Missouri Life columnist Ron Marr is not ready for prime time. He misses the Sears and Montgomery Ward cataloges and muses on what “Black Friday” really means. Maybe we should all consider what the holidays are really about.
By Ronn Marr
IT’S RUMORED THAT BACK IN THE OLDEN DAYS, people sometimes communicated in full sentences rather than via cryptic acronyms and poop emojis. Hard though it may be to comprehend, they spoke on the phone or in person. They shopped in actual stores, and come October, their mailboxes were stuffed with a couple of 70-pound, 8,000-page Christmas catalogs featuring seemingly endless offerings from Sears and Montgomery Ward.
Parents and kids alike spent hours perusing these wish books, compiling lists that included everything from Barbies, Hot Wheels, and BB guns, to washing machines, air compressors, and sofas. Some far-rural folk ordered by mail, enclosing a check along with a hand-printed form, but most people shopped in person, believing you needed to see and touch an item before shelling out hard cash.
There really weren’t many discounts available in the lead-up to Christmas. You could fight the crowds on December 26th for whatever trash was left—I once witnessed a couple of old ladies getting in a brawl over discounted wrapping paper—but that was about it.
TV changed all that when an unknown ad executive with sociopathic tendencies invented the idea of Black Friday, a raucous retail rampage held the day after Thanksgiving. On Black Friday, merchants slashed prices, and sometimes overly competitive shoppers slashed each other. It was one part sale-of-the-century and two parts professional wrestling. Black Friday always offered a few bargains, but unless you enjoyed concussions and a mild trampling, it was best viewed from afar.

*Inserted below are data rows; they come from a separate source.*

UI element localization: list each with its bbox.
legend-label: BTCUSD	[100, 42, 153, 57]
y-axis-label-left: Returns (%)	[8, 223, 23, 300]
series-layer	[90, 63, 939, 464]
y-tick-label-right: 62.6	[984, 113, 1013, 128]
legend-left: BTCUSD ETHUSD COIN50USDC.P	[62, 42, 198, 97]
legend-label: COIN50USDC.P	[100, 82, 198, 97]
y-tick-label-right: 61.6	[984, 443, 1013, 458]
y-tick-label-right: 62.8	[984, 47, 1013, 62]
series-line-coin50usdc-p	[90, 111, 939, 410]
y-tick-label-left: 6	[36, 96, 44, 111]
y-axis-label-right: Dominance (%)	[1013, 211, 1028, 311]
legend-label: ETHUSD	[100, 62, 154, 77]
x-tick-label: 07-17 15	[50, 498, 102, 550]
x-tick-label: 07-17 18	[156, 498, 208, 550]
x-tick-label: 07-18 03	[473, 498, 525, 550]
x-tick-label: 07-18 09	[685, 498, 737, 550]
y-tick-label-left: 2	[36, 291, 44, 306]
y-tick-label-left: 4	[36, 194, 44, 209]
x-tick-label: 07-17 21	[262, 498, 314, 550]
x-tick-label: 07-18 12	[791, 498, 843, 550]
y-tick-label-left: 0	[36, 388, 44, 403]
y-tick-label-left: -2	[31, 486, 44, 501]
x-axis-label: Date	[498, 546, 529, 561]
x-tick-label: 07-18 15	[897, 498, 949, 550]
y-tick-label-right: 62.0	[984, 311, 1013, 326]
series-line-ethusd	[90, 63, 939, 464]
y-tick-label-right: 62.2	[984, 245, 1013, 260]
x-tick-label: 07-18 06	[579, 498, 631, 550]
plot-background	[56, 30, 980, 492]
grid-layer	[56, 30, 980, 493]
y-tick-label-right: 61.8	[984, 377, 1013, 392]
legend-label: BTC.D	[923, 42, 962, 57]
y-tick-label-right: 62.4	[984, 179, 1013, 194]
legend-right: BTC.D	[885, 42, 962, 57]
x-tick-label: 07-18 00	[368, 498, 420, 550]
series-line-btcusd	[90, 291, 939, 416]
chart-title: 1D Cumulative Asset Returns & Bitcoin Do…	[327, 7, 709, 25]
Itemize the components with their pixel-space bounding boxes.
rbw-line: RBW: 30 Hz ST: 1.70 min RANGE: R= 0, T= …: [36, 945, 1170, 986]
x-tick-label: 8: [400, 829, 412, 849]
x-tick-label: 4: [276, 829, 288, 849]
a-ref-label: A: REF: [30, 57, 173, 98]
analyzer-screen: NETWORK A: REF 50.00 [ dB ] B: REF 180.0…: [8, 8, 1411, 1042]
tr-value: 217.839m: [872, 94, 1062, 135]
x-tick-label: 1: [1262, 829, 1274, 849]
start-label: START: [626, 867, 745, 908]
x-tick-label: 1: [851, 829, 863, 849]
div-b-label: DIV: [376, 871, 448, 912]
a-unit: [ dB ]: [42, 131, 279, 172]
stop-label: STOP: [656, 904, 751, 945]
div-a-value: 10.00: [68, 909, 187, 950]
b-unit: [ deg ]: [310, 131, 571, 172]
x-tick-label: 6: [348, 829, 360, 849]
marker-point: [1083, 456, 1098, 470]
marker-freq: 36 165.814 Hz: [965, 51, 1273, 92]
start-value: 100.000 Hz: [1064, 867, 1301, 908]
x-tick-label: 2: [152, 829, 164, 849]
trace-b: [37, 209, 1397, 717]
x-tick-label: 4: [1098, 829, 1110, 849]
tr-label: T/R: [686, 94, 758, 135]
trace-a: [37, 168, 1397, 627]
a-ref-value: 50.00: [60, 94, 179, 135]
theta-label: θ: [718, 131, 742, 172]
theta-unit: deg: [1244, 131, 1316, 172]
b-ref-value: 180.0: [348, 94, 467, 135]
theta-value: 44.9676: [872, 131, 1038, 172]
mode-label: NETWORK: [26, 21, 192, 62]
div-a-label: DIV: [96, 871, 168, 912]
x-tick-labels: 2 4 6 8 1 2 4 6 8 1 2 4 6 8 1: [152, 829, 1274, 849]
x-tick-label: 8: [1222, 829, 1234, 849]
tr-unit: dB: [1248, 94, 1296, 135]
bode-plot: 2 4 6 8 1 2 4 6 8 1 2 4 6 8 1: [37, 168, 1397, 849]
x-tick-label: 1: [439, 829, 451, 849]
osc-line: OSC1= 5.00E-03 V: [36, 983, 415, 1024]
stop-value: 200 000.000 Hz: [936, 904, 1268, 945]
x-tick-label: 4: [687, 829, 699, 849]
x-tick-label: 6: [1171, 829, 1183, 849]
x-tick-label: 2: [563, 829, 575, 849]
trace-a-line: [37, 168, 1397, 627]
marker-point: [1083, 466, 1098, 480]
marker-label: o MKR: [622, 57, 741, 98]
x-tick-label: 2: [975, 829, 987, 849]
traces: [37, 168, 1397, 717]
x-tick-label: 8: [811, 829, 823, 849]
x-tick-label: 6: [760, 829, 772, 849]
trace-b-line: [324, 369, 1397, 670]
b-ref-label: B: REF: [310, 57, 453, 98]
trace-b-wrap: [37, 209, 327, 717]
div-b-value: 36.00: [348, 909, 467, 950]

Then the Internet came along, and things got really weird. Tech moguls with sociopathic tendencies (mostly known) discovered there were billions to be made by creating heretofore unknown holidays that celebrated nothing. You may or may not have noticed, but Black Friday in 2023 might as well just be called “Friday.”
Super-special, once-in-a-lifetime holiday shopping events have become ubiquitous and constant. Thanks to Amazon’s marketing department, Prime Day is almost as popular as Christmas and Thanksgiving. I’m surprised they don’t rename it St. Bezos Day. Last summer, running concurrently with the Prime hysteria, a host of stores (Macy’s, Home Depot, and countless others) came up with Black Friday in July. Walmart, not to be outdone by Amazon, runs “30 Days of Black Friday,” starting in October.
This makes zero sense. I’m aware of the phrase “a month of Sundays,” but “a month of Black Fridays” does not fall trippingly from the tongue.
That’s just the tip of the consumer iceberg. Cyber Monday takes place on the Monday following what used to be the original Black Friday. It should not be confused with either Amazon’s new and improved Black Friday or Prime Day, even though each hootenanny features exactly the same stuff. Cyber Monday was originally geared toward enticing people to shop online, which seems a little redundant since pretty much everyone has been shopping online for nearly 20 years.
That leads to a confounding enigma. If a tree falls in the forest every second of every hour of every day, is it still a forest? When everything is special, then doesn’t the special become merely ordinary? Are you really getting a great deal during these omnipresent sales events, or are you just getting ripped off and overcharged the rest of the time?
I feel most sorry for Santa. It must confuse him mightily when his calendar app informs him that it’s Christmas in July. If every day is a holiday, then aren’t holidays a trifle moot?
I’ll bet Santa misses the Monkey Wards catalog.